Getting Nasty with Sarah Sherman
I’ve been doing comedy forever, but seriously started getting into stand up two years ago because stand up is a great way to manically produce material, workshop it that same day (either at a show or an open mic) and immediately find out whether that material rocks or sucks. You can work on ideas instantly, without working with other people, rehearsals or schedules– you don’t have to deal with other people, which also means you only have yourself to blame when your jokes suck.
You take a bold approach to comedy. How do people react to it? What are some of your favorite audience reactions?
People are either horrified or really down, which is fun because it’s a quick and easy way to find out where all the real freaks are. Just this past week at a show in Fort Wayne, Indiana, a woman in the front row threatened to “throw something at me if I didn’t shut up,” which was honestly so awesome, because like, I had ten minutes left of my set to continue to really not shut up.

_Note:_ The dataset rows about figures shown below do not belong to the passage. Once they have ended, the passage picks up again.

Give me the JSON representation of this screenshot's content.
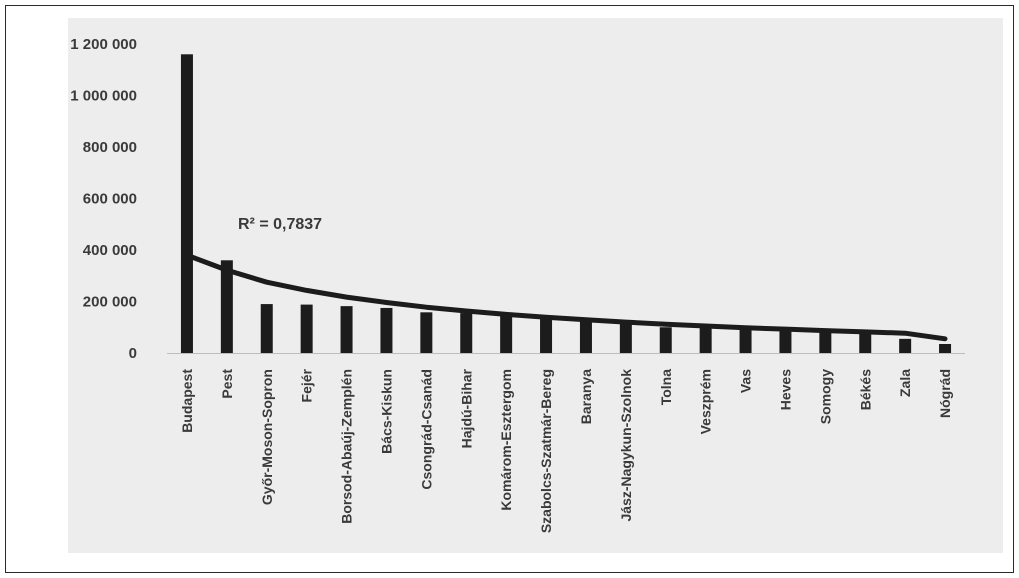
{
  "chart_data": {
    "type": "bar",
    "categories": [
      "Budapest",
      "Pest",
      "Győr-Moson-Sopron",
      "Fejér",
      "Borsod-Abaúj-Zemplén",
      "Bács-Kiskun",
      "Csongrád-Csanád",
      "Hajdú-Bihar",
      "Komárom-Esztergom",
      "Szabolcs-Szatmár-Bereg",
      "Baranya",
      "Jász-Nagykun-Szolnok",
      "Tolna",
      "Veszprém",
      "Vas",
      "Heves",
      "Somogy",
      "Békés",
      "Zala",
      "Nógrád"
    ],
    "values": [
      1160000,
      360000,
      190000,
      188000,
      182000,
      175000,
      158000,
      155000,
      150000,
      140000,
      130000,
      115000,
      100000,
      97000,
      93000,
      88000,
      82000,
      78000,
      55000,
      35000
    ],
    "trendline": {
      "type": "power",
      "values": [
        380000,
        322000,
        275000,
        243000,
        217000,
        196000,
        178000,
        163000,
        150000,
        139000,
        129000,
        120000,
        112000,
        105000,
        98000,
        93000,
        87000,
        82000,
        77000,
        55000
      ]
    },
    "annotation": "R² = 0,7837",
    "ylim": [
      0,
      1200000
    ],
    "yticks": [
      0,
      200000,
      400000,
      600000,
      800000,
      1000000,
      1200000
    ],
    "ytick_labels": [
      "0",
      "200 000",
      "400 000",
      "600 000",
      "800 000",
      "1 000 000",
      "1 200 000"
    ],
    "xlabel": "",
    "ylabel": "",
    "title": "",
    "grid": false,
    "colors": {
      "bar": "#1c1c1c",
      "trendline": "#1c1c1c",
      "text": "#3a3a3a",
      "plot_background": "#ededed"
    }
  }
}
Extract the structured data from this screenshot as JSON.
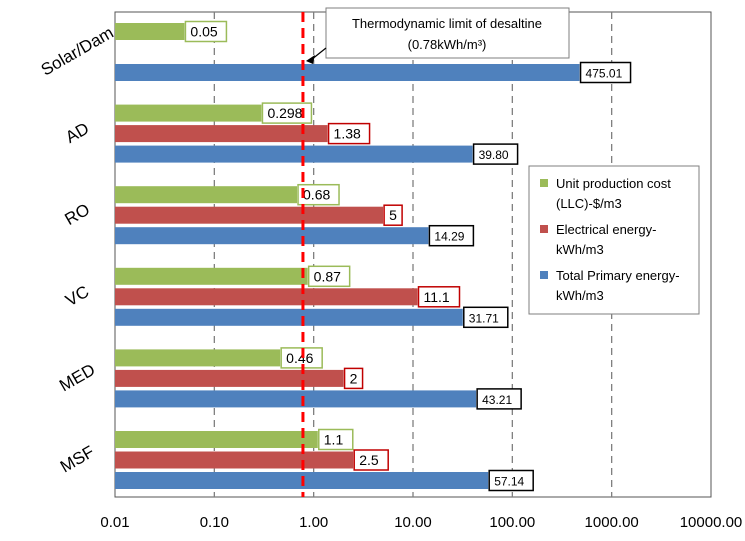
{
  "chart_data": {
    "type": "bar",
    "orientation": "horizontal",
    "x_scale": "log",
    "xlim": [
      0.01,
      10000
    ],
    "x_tick_labels": [
      "0.01",
      "0.10",
      "1.00",
      "10.00",
      "100.00",
      "1000.00",
      "10000.00"
    ],
    "grid": "vertical dashed",
    "categories": [
      "Solar/Dam",
      "AD",
      "RO",
      "VC",
      "MED",
      "MSF"
    ],
    "series": [
      {
        "name": "Unit production cost (LLC)-$/m3",
        "color": "#9BBB59",
        "label_border_color": "#9BBB59",
        "values": [
          0.05,
          0.298,
          0.68,
          0.87,
          0.46,
          1.1
        ],
        "labels": [
          "0.05",
          "0.298",
          "0.68",
          "0.87",
          "0.46",
          "1.1"
        ]
      },
      {
        "name": "Electrical energy-kWh/m3",
        "color": "#C0504D",
        "label_border_color": "#C00000",
        "values": [
          null,
          1.38,
          5,
          11.1,
          2,
          2.5
        ],
        "labels": [
          "",
          "1.38",
          "5",
          "11.1",
          "2",
          "2.5"
        ]
      },
      {
        "name": "Total Primary energy-kWh/m3",
        "color": "#4F81BD",
        "label_border_color": "#000000",
        "values": [
          475.01,
          39.8,
          14.29,
          31.71,
          43.21,
          57.14
        ],
        "labels": [
          "475.01",
          "39.80",
          "14.29",
          "31.71",
          "43.21",
          "57.14"
        ]
      }
    ],
    "legend": {
      "position": "right",
      "entries": [
        [
          "Unit production cost",
          "(LLC)-$/m3"
        ],
        [
          "Electrical energy-",
          "kWh/m3"
        ],
        [
          "Total Primary energy-",
          "kWh/m3"
        ]
      ]
    },
    "reference_line": {
      "value": 0.78,
      "color": "#FF0000",
      "style": "dashed",
      "annotation_line1": "Thermodynamic limit of desaltine",
      "annotation_line2": "(0.78kWh/m³)"
    }
  }
}
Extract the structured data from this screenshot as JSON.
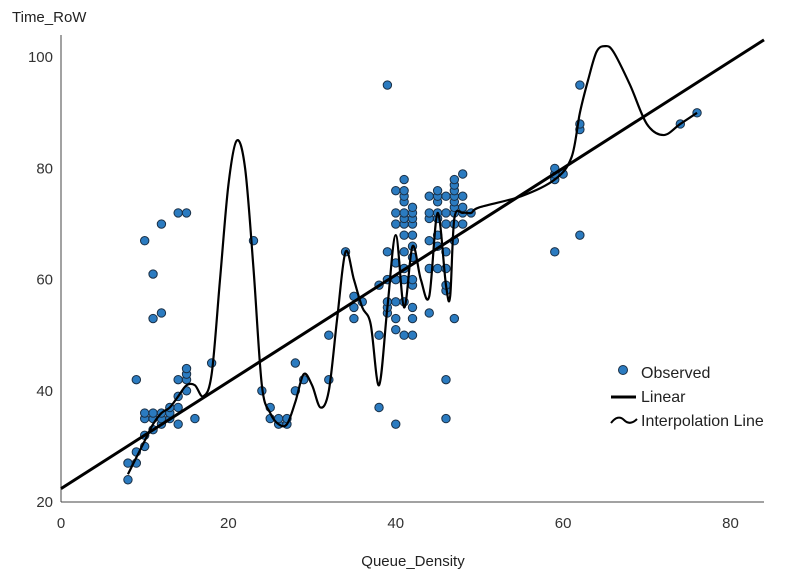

I don’t mind “heckling” because I know I’m taking the audience on an uncomfortable ride, and I expect them to.
I love all of your costumes/props/ the other acts and collaborators you work with – can you tell us a little bit about your process of putting together a show?
Every HELLTRAP starts with me designing the poster for the next show, which is usually a monstrous combination of body parts and gross stuff, and then once the poster is fully inked and painted, a process that takes a few days, I’ve spent that time meditating on the gruesome imagery I’m drawing and have come up with my sketch idea for the next show– which is usually grossly inspired by that fleshy mess. I then spend hours bothering my collaborators– Scott Eggleston and the Shrimp Boys (our in-house sketch group) with ideas for the next video-art/comedy sketch. Every month, I open every HELLTRAP with a new performance video comedy piece.
What do you love about comedy in Chicago? What are your other favorite comedy cities?
Chicago is the best city to do comedy because it’s a city that loves seeing comedy shows, so you can get big audiences who are excited to see new work. While the audiences are relatively big, the comedy scene itself is smaller and supportive of each other. Every show has a mix of different kinds of comedians, from weird-os to more traditional club-by comics, which is great for a weirdo comedian like me– I get to work with people who are doing different kind of stuff than I am. I think hanging out with a variety of people doing different stuff makes you a better performer. HELLTRAP recently went on a tour of the East Coast, and we had a lot of fun in New York and Philly– really good freaks in Philly. Once I did a show in Joshua Tree in the middle of the desert which was the perfect dystopian horror landscape for my horrifying jokes.
Where are your favorite places in Chicago to perform?
The Hideout is HELLTRAP’s home, it’s intimate and cozy and weird, and everyone who works there makes you feel like you’re a part of their weird Hideout family.
What comedians do you admire?
I’m a huge fan of Wham City Comedy– they blend video art, sketch comedy, and performance art in a way that literally makes my whole brain explode.
If you were to be any kitchen appliance, which would you be?
The garbage. Hidden under the sink.
First thing that comes to mind – give us your best pee-your-pants from laughter recommendations for:
TV Show: Trailer Park Boys, Jackass
Movie: The Jackass Movie
Play or Musical: Oh, Hello! On Netflix
YouTube Video: Any video of a kid getting hurt, but they’re like, fine.
Twitter Account: @jaboukie
Comedy Up-and-Comer: Grace Thomas! Just moved here from Minneapolis!